The right has often complained about "bleeding heart liberals" and yet this is a chimera. The debate is in fact about the distinction between communists and those who believe in personal autonomy, personal dominion and freedom.
You will not find freedom with either the Republican or Democratic parties. Unfortunately this infestation appears to have taken root even within a good number of the Libertarian candidates, in that Gary Johnson, in particular, sees no problem in the state protecting the crooked acts of various state-linked actors (specifically, banks) who would not exist in their present form but for state-issued licenses to do things that you and I cannot without immediately going to prison (specifically, effectively counterfeiting currency.)
As a people if we are to ever get out of the mess we are in economically and otherwise we must speak to the truth and have a debate on the actual issue -- where the reach of government is, and what it should be. We must eschew all government interference into the realm of private action until and unless the consequences of same reach non-consenting parties.

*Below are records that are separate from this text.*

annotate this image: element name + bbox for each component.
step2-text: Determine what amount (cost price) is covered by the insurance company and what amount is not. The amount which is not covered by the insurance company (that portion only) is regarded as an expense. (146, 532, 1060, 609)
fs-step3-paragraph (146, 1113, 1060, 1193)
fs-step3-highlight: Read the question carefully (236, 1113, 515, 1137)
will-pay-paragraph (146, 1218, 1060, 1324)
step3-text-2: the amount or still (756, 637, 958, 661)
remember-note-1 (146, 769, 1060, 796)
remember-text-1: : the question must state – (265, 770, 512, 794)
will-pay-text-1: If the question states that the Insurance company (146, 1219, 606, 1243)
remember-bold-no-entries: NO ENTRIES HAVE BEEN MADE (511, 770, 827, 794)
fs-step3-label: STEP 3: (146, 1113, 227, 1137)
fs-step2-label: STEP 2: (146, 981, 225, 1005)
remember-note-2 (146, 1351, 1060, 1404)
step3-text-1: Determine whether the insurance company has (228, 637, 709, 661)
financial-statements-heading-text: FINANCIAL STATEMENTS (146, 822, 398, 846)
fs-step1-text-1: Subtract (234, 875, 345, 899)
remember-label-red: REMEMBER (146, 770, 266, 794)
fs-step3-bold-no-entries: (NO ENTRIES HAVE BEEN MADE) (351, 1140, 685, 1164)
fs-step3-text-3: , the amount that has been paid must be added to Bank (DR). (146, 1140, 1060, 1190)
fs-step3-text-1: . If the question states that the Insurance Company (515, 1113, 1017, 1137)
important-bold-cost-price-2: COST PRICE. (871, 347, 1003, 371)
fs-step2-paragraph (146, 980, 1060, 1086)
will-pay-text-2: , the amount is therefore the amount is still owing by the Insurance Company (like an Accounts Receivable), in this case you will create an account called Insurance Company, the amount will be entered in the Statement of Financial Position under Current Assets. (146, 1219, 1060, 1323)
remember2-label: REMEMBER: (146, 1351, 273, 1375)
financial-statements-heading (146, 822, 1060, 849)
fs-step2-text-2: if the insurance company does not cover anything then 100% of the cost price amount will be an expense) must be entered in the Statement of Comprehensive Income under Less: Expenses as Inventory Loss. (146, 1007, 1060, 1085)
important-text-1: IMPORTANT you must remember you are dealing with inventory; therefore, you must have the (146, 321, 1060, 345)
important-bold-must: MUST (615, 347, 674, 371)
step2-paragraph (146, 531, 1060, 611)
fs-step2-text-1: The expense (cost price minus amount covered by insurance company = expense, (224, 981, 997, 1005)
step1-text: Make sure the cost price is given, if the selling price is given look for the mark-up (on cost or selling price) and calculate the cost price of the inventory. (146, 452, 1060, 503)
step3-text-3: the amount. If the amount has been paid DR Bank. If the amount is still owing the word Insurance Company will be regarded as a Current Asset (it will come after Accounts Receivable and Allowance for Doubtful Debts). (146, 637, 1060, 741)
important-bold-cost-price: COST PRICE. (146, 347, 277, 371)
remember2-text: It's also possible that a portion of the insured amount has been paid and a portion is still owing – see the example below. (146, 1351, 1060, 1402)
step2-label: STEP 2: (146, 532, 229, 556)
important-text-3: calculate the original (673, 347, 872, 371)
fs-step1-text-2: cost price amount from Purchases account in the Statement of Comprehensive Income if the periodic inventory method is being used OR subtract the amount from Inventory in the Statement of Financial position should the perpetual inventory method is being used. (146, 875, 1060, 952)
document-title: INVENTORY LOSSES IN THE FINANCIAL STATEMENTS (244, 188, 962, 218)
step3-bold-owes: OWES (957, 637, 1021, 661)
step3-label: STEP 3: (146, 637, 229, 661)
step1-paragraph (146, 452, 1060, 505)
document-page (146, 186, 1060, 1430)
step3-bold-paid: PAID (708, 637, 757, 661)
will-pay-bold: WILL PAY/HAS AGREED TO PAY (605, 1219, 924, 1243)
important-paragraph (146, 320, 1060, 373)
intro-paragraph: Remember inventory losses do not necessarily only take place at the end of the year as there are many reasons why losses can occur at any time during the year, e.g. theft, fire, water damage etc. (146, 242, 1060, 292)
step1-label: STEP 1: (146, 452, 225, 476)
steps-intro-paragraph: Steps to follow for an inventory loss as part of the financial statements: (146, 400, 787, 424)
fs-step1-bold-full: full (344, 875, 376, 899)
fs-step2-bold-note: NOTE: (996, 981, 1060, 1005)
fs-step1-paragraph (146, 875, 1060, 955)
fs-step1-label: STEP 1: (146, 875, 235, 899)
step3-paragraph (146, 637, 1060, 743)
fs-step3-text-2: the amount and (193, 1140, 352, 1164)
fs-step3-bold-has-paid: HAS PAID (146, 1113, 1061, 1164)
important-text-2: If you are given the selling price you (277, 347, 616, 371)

This is the original premise of law and the foundation of America. It is what made this nation special over 200 years ago, and yet it has almost-entirely been lost in a sea of bull****.
If there is one good thing that has come from the "debate" over contraception in the Republican Party, along with the incendiary rhetoric from people like Rush Limbaugh, it is the illumination of the fact that neither Democrats or Republicans actually respect freedom of one's person when it comes to intimate activity -- that which most people consider "the most private among all actions."
Perhaps -- just perhaps -- some eyes will be opened as to the duplicity of the so-called "major parties" by this series of unfortunate events.